As near as I can tell Lucas was simplifying a bit. The complete absence of free will (aka. life in God's movie or the Tralfamadorian perspective) goes back originally to Newton (determination by mechanics) then to Einstein (determination by time slice perspectives) and returned with the transactional interpretation of QM. The good news for the non-Calvinists among us is that the evidence (as I read of it) favors the non-existence of independent reality over the kind of absolute determinism where not only dinosaurs arise from dirt, but all of space and time arise spontaneously and (seemingly) coherently.

So what does all this have to do with Carroll's talk?
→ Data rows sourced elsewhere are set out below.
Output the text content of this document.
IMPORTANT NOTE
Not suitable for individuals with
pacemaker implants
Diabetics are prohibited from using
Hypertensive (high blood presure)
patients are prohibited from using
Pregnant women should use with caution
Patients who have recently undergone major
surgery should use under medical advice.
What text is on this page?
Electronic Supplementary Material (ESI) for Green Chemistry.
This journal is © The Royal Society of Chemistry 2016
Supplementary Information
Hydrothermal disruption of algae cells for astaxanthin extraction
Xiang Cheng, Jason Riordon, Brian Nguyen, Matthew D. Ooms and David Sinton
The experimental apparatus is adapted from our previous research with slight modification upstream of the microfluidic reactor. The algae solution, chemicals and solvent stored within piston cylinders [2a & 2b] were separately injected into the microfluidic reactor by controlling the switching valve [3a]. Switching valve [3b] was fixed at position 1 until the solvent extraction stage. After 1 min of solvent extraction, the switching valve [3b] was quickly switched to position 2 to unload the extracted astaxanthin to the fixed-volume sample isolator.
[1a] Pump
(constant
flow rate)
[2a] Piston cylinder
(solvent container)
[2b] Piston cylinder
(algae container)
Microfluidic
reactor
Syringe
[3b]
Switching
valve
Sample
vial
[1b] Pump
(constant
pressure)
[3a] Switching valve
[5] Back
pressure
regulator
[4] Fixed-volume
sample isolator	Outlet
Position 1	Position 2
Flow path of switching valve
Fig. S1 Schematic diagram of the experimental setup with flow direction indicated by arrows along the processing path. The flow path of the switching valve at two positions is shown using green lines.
Well, it seems plausible that the "arrow of time" has something to do with predetermination or non-determination and that it should also have equivalences in both cosmology and quantum mechanics. Here's Carroll's conclusion about where time comes from in the view cosmology - it involves the infinite multiverse ...

...If the universe lasts forever but has no equilibrium
state, we naturally obtain an arrow of time.

It’s crucial that the way in which the multiverse
creates more entropy is to make universes like ours...

Further I cannot go! So where does the arrow of time come from in QM? I'm imagining at the moment that it comes from decoherence...*

* Ok, how did I know that "Decoherence, Quantum Measurement and the Arrow of Time" existed? I didn't, of course. I hypothesized that the arrow of time emerges as a universe of infinite possibilities collapses as the past interacts with it -- an idea that's appeared in at least one science fiction story I've read. I knew decoherence is the technical term used for the interpretation of QM most consistent with this model, so I searched on "decoherence" and "arrow of time". Easy. (The alternate explanation, of course, is that the conference didn't really exist until I thought of it, which led the quantum chaos of the past to collapse.... :-)

1 comment:

  1. Time may be just the presence of motion and forces. Time could be due to expansion of space. Time is slow where expansion of space is slow like around large masses. If total motion and forces within a mass is a constant then as the linear motion is increased the internal motion as well forces within that object slow which is then percieved as slowing of time. If we think of two objects in orbit around each other and imagine time slowing down then we should observe motion slow down as well as forces get weaker. Forces are part of time. Forces determine the arrow of time. Without forces time will be perfectly symetrical and lack any direction.